The pilot program model was pioneered at Methodist Le Bonheur hospital in Memphis in 2006 to improve the health of people who received care and to prevent unnecessary readmissions. The hospital entered into a “covenant” with local faith leaders that committed the hospital to hiring navigators to work with the faith leaders whenever someone from their congregations was admitted to the hospital. The faith leaders agreed to promote the program and provide support to their congregational members when they were discharged from the hospital. As a result of this partnership, the hospital officials there say they have seen tremendous improvements in health outcomes for their patients and significant cost savings. The Memphis faith network reports that in one year they spent $600,000 on the program and cut patient hospital costs by $4 million.
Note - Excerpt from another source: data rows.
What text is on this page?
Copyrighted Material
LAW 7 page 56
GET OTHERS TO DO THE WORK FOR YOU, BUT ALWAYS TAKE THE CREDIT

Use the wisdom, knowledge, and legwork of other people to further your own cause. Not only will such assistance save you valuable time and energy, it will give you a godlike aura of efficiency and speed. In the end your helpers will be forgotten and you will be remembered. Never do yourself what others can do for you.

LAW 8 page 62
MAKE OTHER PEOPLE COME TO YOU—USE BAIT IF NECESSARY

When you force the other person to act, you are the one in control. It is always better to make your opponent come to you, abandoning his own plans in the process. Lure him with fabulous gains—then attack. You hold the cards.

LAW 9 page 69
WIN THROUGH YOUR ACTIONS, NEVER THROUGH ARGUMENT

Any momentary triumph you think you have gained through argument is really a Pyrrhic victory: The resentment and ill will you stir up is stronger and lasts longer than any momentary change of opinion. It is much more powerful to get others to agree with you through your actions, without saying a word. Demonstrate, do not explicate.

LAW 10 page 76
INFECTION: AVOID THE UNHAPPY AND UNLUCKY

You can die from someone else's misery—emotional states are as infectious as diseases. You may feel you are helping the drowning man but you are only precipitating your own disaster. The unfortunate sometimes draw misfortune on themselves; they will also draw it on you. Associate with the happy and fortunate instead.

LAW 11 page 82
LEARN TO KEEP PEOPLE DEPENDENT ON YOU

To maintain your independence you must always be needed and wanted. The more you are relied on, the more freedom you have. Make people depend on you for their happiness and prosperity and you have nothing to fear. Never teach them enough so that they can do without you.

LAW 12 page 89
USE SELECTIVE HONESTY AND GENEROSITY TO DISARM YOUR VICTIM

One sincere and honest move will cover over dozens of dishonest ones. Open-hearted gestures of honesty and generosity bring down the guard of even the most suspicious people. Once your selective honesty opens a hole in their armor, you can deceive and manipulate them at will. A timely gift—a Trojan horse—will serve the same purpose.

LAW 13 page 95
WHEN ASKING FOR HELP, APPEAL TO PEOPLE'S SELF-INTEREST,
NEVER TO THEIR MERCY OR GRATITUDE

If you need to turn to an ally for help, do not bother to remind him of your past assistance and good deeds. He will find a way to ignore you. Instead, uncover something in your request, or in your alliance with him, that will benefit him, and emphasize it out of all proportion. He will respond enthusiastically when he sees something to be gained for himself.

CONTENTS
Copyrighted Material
In considering how to bring this kind of system to our state, the Maryland Citizens' Health Initiative held a series of forums across the state in urban, suburban and rural areas. With the feedback we received, we crafted the network to be responsive to the unique needs of Maryland residents and our state's health care and faith institutions. As we evaluate this pilot program, we are also keeping an eye to the future — investigating how one might also adapt the model to work with other community institutions outside of a place of worship.
Maryland has a rich legacy of strong health and faith institutions — two areas with a common mission to serve and to heal. We believe that bringing them together through the Maryland Faith Community Health Network will strengthen them both, and in turn, strengthen the people of Maryland.